The core of the charges are depressingly simple: that Espada funneled federal and state money to Soundview, then controlled its distribution through the board of directors he installed for its loyalty; some board members, Cuomo says, doubled as members of Espada's Senate staff, others as Espada's relatives. There are plenty of colorful headline-ready touches, too, including a $9 million Espada severance package that allegedly rewarded him two years of salary for every one year Espada ran Soundview, and $20,000 in sushi delivered to Espada's Mamaroneck residence. Yes, a state senator representing the Bronx has a Mamaroneck residence, but that's the subject of another investigation. Espada has lately been preemptively denying all wrongdoing, but he hasn't commented yet on today's case.
The case is just as intriguing for what it leaves out: criminal charges, and any mention of Espada's son Pedro G. Espada, who has been intimately involved in his father's political and private careers.

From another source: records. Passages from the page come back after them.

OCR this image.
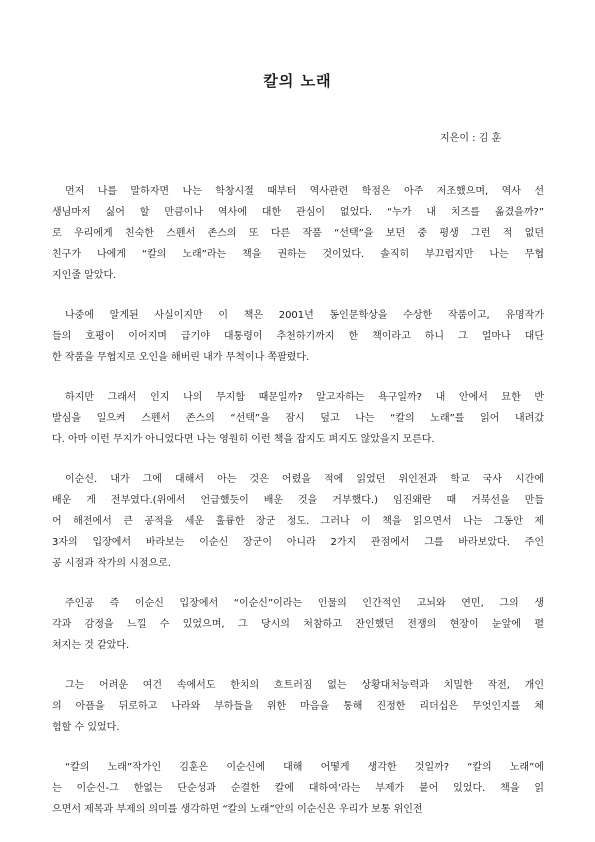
칼의 노래
지은이 : 김 훈
먼저 나를 말하자면 나는 학창시절 때부터 역사관련 학점은 아주 저조했으며, 역사 선
생님마저 싫어 할 만큼이나 역사에 대한 관심이 없었다. “누가 내 치즈를 옮겼을까?”
로 우리에게 친숙한 스펜서 존스의 또 다른 작품 “선택”을 보던 중 평생 그런 적 없던
친구가 나에게 “칼의 노래”라는 책을 권하는 것이었다. 솔직히 부끄럽지만 나는 무협
지인줄 알았다.
나중에 알게된 사실이지만 이 책은 2001년 동인문학상을 수상한 작품이고, 유명작가
들의 호평이 이어지며 급기야 대통령이 추천하기까지 한 책이라고 하니 그 얼마나 대단
한 작품을 무협지로 오인을 해버린 내가 무척이나 쪽팔렸다.
하지만 그래서 인지 나의 무지함 때문일까? 알고자하는 욕구일까? 내 안에서 묘한 반
발심을 일으켜 스펜서 존스의 “선택”을 잠시 덮고 나는 “칼의 노래”를 읽어 내려갔
다. 아마 이런 무지가 아니었다면 나는 영원히 이런 책을 잡지도 펴지도 않았을지 모른다.
이순신. 내가 그에 대해서 아는 것은 어렸을 적에 읽었던 위인전과 학교 국사 시간에
배운 게 전부였다.(위에서 언급했듯이 배운 것을 거부했다.) 임진왜란 때 거북선을 만들
어 해전에서 큰 공적을 세운 훌륭한 장군 정도. 그러나 이 책을 읽으면서 나는 그동안 제
3자의 입장에서 바라보는 이순신 장군이 아니라 2가지 관점에서 그를 바라보았다. 주인
공 시점과 작가의 시점으로.
주인공 즉 이순신 입장에서 “이순신”이라는 인물의 인간적인 고뇌와 연민, 그의 생
각과 감정을 느낄 수 있었으며, 그 당시의 처참하고 잔인했던 전쟁의 현장이 눈앞에 펼
쳐지는 것 같았다.
그는 어려운 여건 속에서도 한치의 흐트러짐 없는 상황대처능력과 치밀한 작전, 개인
의 아픔을 뒤로하고 나라와 부하들을 위한 마음을 통해 진정한 리더십은 무엇인지를 체
험할 수 있었다.
“칼의 노래”작가인 김훈은 이순신에 대해 어떻게 생각한 것일까? “칼의 노래”에
는 이순신-그 한없는 단순성과 순결한 칼에 대하여’라는 부제가 붙어 있었다. 책을 읽
으면서 제목과 부제의 의미를 생각하면 “칼의 노래”안의 이순신은 우리가 보통 위인전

Cuomo was vague about the reasons for filing only civil charges now, citing "sequenced legal strategy," promising that the investigation continues, and dangling the likelihood of a criminal case "down the road." But the scale and details of these civil charges are plenty problematic for Espada, and they're likely to throw the State Senate into greater turmoil, with the Republicans demanding Espada's demotion or ouster. Democrats will be in the painful position of defending Espada in an election year to preserve their current fragile two-vote majority.
"We talk about dysfunction in Albany," Cuomo said. "It is matched only by the lack of integrity in Albany." Hmmm. Sounds like a state government in need of a new, incorruptible chief executive.